LegendrePolynomials.jl

Legendre polynomials and associated Legendre polynomials computed using 3-term recursions
Author jishnub
Popularity
12 Stars
Updated Last
10 Months Ago
Started In
December 2018

LegendrePolynomials.jl

CI codecov stable dev

Iterative computation of Legendre Polynomials

Getting Started

Installing

To install the package, run

] add LegendrePolynomials

Quick start

To compute the Legendre polynomials for a given argument x and a degree l, use Pl(x,l):

julia> Pl(0.5, 20)
-0.04835838106737356

To compute the associated Legendre polynomial of degree l,m at the argument x, use Plm(x, l, m):

julia> Plm(0.5, 10, 5)
30086.169706116176

To compute the n-th derivative of the Legendre polynomial of degree l at the argument x, use dnPl(x, l, n):

julia> dnPl(0.5, 10, 5)
-61760.91796875

To compute all the polynomials for 0 <= l <= lmax, use collectPl(x; lmax)

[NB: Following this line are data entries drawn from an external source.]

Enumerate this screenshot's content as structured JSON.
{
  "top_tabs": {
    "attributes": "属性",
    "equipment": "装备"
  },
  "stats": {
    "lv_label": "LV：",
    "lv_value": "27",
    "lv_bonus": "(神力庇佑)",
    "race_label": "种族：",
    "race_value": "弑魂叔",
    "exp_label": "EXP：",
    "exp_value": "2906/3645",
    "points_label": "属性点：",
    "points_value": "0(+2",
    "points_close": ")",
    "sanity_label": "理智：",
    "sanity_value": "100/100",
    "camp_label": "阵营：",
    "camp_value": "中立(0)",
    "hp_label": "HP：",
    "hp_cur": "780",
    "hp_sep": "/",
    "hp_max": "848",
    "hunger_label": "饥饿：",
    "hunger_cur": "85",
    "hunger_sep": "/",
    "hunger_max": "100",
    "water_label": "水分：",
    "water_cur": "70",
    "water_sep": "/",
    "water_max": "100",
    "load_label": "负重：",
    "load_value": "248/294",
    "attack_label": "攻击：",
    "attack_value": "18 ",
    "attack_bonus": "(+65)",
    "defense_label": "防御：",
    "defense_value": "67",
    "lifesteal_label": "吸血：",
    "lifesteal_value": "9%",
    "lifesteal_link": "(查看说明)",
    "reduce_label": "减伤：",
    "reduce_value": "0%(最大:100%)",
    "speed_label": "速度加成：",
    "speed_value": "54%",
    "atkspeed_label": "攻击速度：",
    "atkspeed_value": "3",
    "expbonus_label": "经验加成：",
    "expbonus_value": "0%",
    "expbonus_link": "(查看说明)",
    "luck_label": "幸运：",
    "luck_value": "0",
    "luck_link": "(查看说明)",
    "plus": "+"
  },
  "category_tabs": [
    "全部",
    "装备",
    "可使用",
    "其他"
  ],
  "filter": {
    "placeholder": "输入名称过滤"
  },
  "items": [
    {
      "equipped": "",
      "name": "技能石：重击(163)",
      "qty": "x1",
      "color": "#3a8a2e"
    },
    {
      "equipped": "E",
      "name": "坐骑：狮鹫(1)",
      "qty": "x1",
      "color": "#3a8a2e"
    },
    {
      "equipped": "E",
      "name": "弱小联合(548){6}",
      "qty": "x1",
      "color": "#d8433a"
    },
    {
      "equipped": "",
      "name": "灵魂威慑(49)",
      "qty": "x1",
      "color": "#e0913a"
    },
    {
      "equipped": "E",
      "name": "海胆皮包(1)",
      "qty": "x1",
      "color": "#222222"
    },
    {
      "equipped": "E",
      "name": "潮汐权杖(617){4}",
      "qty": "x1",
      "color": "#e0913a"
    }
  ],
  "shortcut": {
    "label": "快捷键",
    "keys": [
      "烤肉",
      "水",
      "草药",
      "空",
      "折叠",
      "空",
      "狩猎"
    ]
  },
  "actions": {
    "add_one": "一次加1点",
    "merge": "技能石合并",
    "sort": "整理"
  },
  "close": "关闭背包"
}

julia> collectPl(0.5, lmax = 5)
6-element OffsetArray(::Array{Float64,1}, 0:5) with eltype Float64 with indices 0:5:
  1.0
  0.5
 -0.125
 -0.4375
 -0.2890625
  0.08984375

To compute all the associated Legendre polynomials for abs(m) <= l <= lmax, use collectPlm(x; m, lmax)

julia> collectPlm(0.5, lmax = 5, m = 3)
3-element OffsetArray(::Vector{Float64}, 3:5) with eltype Float64 with indices 3:5:
  -9.742785792574933
 -34.09975027401223
 -42.62468784251535

To compute all the n-th derivatives for 0 <= l <= lmax, use collectdnPl(x; n, lmax)

julia> collectdnPl(0.5, lmax = 5, n = 3)
6-element OffsetArray(::Array{Float64,1}, 0:5) with eltype Float64 with indices 0:5:
  0.0
  0.0
  0.0
 15.0
 52.5
 65.625

Check the documentation for other usage.

License

This project is licensed under the MIT License - see the LICENSE file for details.